Friday, February 26, 2016

Can JavaScript set a Sequential Focus Navigation Starting Point?

This is a follow-up from my last blog post. Should a web author be able to explicitly set a Sequential Focus Navigation Starting Point using JavaScript?

There are several reasons why the answer should be "yes."

It can improve user experience in some cases

Today, for accessibility it's often necessary to set focus on a div or static text. If browsers and assistive technologies will provide a consistent experience for anchor links, then instead of setting focus on non-actionable content, it would be more like native browser behavior to set a Sequential Focus Navigation Starting Point. In such cases users would expect to see the element in the viewport, so the author should also use Element.scrollIntoView().

Less often, this same technique can solve a usability problem when JavaScript sets focus on a text input. In devices with virtual keyboards (iOS Safari at least), input.focus() causes the virtual keyboard to appear. This is appropriate in some cases, where the design intent is to strongly prompt the user to enter something. But what if the intent is only to start the user at a logical spot in the form? For example, after the user cancels out of a modal dialog. In this case using JavaScript to set a Sequential Focus Navigation Starting Point would provide a better experience.

It conforms to WCAG 2.0 as well as anchor links do

I've never heard of failing Success Criterion 2.4.3 Focus Order or 2.4.7 Focus Visible because of the browser-default behavior of anchor links. This JavaScript technique would do the same thing.

There are good technical precedents

Setting window.location.href creates the same effect as a user clicking a link to a new page.

In most browsers, Element.focus() creates the same effect as a user clicking an anchor link to land on a focusable element.

So if JavaScript can create the effect of an anchor link landing on a non-focusable element, it would be very consistent with those existing capabilities.

It might already work

When an element has focus, then the expected behavior of Element.blur() -- after Chromium issue 454172 -- is to create a Sequential Focus Navigation Starting Point.

So what should happen if the author invokes Element.blur() on an element that does not currently have focus? The logical consequence would be for this element to become the Sequential Focus Navigation Starting Point.
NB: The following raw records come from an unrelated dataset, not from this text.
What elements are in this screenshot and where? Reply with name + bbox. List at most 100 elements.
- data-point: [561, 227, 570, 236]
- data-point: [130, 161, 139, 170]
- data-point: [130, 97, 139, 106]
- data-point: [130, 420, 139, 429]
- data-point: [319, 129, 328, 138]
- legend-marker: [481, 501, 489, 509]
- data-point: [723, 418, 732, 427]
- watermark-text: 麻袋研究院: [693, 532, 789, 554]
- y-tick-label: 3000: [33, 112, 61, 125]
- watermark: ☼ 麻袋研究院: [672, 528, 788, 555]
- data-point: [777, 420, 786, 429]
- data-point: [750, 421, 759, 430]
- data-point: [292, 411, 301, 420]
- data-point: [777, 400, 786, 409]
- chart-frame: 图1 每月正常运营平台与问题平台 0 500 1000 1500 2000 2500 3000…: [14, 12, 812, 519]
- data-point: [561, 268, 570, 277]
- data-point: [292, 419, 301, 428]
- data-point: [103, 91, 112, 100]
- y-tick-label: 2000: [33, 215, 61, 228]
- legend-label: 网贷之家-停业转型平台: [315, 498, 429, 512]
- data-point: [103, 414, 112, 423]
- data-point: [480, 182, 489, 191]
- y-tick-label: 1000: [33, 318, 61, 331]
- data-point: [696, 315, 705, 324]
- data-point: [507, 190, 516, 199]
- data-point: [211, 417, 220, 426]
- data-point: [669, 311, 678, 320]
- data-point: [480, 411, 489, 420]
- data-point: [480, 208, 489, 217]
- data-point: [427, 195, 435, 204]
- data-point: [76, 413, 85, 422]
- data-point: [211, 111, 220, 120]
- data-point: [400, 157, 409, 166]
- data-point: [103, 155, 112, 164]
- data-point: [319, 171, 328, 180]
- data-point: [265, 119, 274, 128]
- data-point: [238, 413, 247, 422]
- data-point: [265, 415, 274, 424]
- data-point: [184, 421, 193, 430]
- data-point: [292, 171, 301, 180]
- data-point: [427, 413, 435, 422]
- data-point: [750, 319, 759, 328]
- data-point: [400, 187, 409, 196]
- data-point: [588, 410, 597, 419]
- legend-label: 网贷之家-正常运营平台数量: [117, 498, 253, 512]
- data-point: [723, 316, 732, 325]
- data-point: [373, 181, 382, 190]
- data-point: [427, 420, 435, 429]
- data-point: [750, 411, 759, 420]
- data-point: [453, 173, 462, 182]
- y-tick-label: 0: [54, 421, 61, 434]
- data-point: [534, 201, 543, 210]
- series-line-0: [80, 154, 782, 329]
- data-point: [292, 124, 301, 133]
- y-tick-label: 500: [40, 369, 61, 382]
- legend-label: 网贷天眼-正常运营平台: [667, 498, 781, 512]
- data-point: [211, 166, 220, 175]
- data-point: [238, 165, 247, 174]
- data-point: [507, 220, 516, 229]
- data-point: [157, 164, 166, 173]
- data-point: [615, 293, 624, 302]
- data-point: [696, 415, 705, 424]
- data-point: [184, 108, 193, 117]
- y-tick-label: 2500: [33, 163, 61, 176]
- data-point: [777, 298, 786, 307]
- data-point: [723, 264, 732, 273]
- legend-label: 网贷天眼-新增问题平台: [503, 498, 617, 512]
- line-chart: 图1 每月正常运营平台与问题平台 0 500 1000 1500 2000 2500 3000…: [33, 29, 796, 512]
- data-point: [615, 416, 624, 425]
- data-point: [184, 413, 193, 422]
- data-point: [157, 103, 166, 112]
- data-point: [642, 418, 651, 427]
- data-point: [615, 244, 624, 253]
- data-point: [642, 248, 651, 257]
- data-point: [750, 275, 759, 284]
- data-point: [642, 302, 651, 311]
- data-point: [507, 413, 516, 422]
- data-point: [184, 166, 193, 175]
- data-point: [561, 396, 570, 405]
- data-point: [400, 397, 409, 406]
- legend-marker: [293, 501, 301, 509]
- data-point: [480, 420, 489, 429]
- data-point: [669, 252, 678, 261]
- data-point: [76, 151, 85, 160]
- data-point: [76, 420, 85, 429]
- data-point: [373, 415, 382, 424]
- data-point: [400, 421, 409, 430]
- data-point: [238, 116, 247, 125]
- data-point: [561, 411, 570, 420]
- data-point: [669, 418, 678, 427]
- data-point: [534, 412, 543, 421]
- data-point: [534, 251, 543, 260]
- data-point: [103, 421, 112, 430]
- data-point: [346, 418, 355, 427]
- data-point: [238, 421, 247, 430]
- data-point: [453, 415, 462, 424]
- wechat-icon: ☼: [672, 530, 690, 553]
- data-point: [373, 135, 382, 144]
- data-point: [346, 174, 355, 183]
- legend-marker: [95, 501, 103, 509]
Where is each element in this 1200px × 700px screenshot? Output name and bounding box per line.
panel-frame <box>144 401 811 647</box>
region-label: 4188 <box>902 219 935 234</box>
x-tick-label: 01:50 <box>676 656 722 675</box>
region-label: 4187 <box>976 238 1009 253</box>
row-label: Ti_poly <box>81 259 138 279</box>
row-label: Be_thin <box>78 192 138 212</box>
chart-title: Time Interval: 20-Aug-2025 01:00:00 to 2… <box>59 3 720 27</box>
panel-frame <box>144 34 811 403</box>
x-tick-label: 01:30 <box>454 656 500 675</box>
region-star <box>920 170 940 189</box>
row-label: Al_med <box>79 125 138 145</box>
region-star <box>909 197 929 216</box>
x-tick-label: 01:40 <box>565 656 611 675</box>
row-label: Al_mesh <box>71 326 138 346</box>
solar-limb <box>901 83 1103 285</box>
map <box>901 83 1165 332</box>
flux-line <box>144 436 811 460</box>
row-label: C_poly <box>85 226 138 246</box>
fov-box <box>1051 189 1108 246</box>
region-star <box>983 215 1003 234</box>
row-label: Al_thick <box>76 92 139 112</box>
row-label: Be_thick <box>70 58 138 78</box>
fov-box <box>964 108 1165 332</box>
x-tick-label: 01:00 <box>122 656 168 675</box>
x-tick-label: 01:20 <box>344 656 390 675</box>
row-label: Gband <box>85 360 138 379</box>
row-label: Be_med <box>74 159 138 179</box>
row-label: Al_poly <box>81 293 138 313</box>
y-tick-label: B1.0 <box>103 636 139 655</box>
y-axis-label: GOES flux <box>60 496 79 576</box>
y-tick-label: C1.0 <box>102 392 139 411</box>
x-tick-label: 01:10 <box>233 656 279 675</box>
I could live with this counterintuitive behavior of Element.blur(), like we've all learned to live with tabindex="-1". I'm also open to adding a more aptly named method to browser-native JavaScript.

Tuesday, February 23, 2016

The "sequential focus navigation starting point" in WebKit and Chromium

Both from a user perspective and from a technical perspective, I like the way Chromium is formalizing the "sequential focus navigation starting point".

A few highlights of this change:
If a navigation to a url with fragment identifier happened, an element pointed by the fragment is set as sequential focus navigation starting point.
In other words, anchor links like #skip_to_main will now work for keyboard users, without any JavaScript. We've only been waiting for this since 1990!
If the element pointed by sequential focus navigation starting point is removed from the document tree, a point where there was the element at would be the starting point.
This is good for accessibility in modern web sites, such as single-page apps. We'll first need to see some follow-on improvements in browsers and assistive technologies, but eventually this might allow web authors to simplify focus management, as DOM elements are removed and changed.
Implementation: Sequential focus navigation starting point is represented as a Range object, and it is owned by a Document.
This is the technically elegant part. It builds on existing patterns, to achieve something new.

Now I have a few questions for the community. The behavior is already looking good for users, so these questions are mainly geared toward supporting web authors.
  1. There's a standard and widely supported Range object. What's the interface to access this new special Range? Maybe as a property of the Document?
  2. The related WebKit ticket points out that Gecko (Firefox) and Trident (Internet Explorer) already have their own implementations. Can this interface be standardized across browsers, or is it too late for that?
  3. As the Chromium issue points out, there are several kinds of scripted behaviors and user behaviors which cause the Sequential Focus Navigation Starting Point to occur. Although not mentioned specifically, presumably the point could change any number of times before any DOM element gets focus. Given that these various behaviors all lead to a single thing happening from a user perspective, could we fire a device-independent JavaScript events? It would be a mouthful -- "onSequentialFocusNavigationStartingPointChange" (?!?) -- but you get the idea.
  4. Would it make sense for this Range object to be the relatedTarget of blur events?
Finally, I have a couple of more questions that are geared toward making life easier for developers of browsers and assistive technologies.
  1. Is there a consistent behavior in browsers for caret navigation?
  2. What are the use cases for mobile browsers?
  3. Similar to the JavaScript event questions -- can there be a related event in accessibility APIs? Screen readers have tried to compensate for browser differences, but this could lead to more consistency in the future.